Where did this occur and what nationality was the store owner?

Steven Cass said...

I was in Chicago about fifteen years ago with some friends. (We were all living in the Twin Cities at that time, so the girls have no excuse for their behavior...) We were in uh... Greek Town? It was an area that had lots of Greek food. ANYWAY!

We were walking down the street and suddenly a limousine pulls up and two large men in tuxedos get out, and steps between me and the guys, separating us from the two girls in our group. These "gentlemen" invited the girls into the limo to go to a "swanky" party, and you know what? These two 22 year old girls WERE GOING TO DO IT! Now, the large "gentlemen", in stepping between us and the girls, had left us in front of the limo. So we REAL gentlemen stepped in front of the limo door and absolutely refused to let the girls go with them. These guys didn't try to assuage our fears, or invite us- no, first they tried to tell us we couldn't tell the girls what to do, and then when that didn't work they began to threaten us. But we didn't move. And the girls WERE STANDING UP FOR THE CREEPOS. But we refused to move or let them go.

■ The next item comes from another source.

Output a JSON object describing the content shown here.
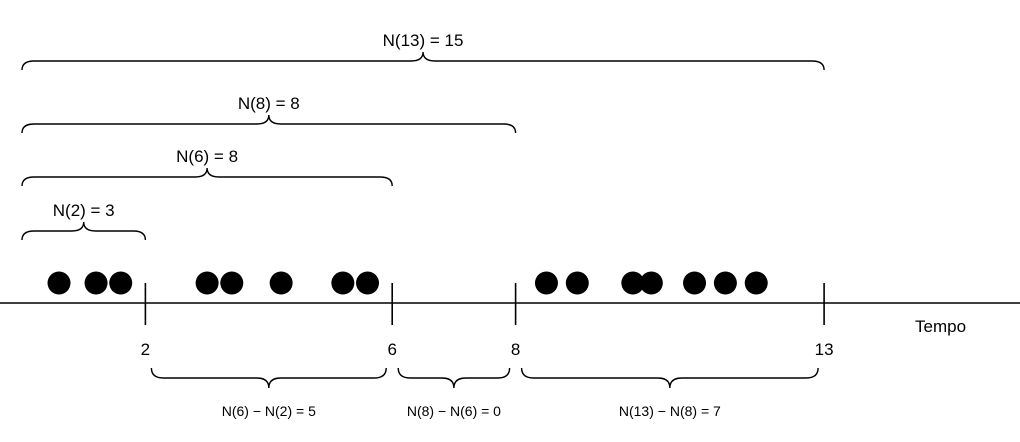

Honestly, I was beginning to think those dudes were going to start some poop, but they said "whatever" and got into the limo and left. You know what though? Those girls did not "forgive" us for the rest of the weekend. But I know we did the right thing.

Also, and I know this is getting long, at about the same time "Time" magazine had an article about teen girls in prostitution, and how many of them get started is older guys find them alone at a mall, and the guys offer money to the girls to "model" for them. The article made it clear that this is very, very common. So anybody who has made it this far into my comment take note and prepare your daughters for this.

Mary Ann Kreitzer said...

Thanks so much, Steve. Young people are often very trusting. I know I was. Thank God the world was a safer place. We really need to emphasize to our kids the dangers out there. Thanks for the comment!

Phil, the author of the article didn't identify the nationality of the store owner and I'm not sure where she's from. Check the post and her blog.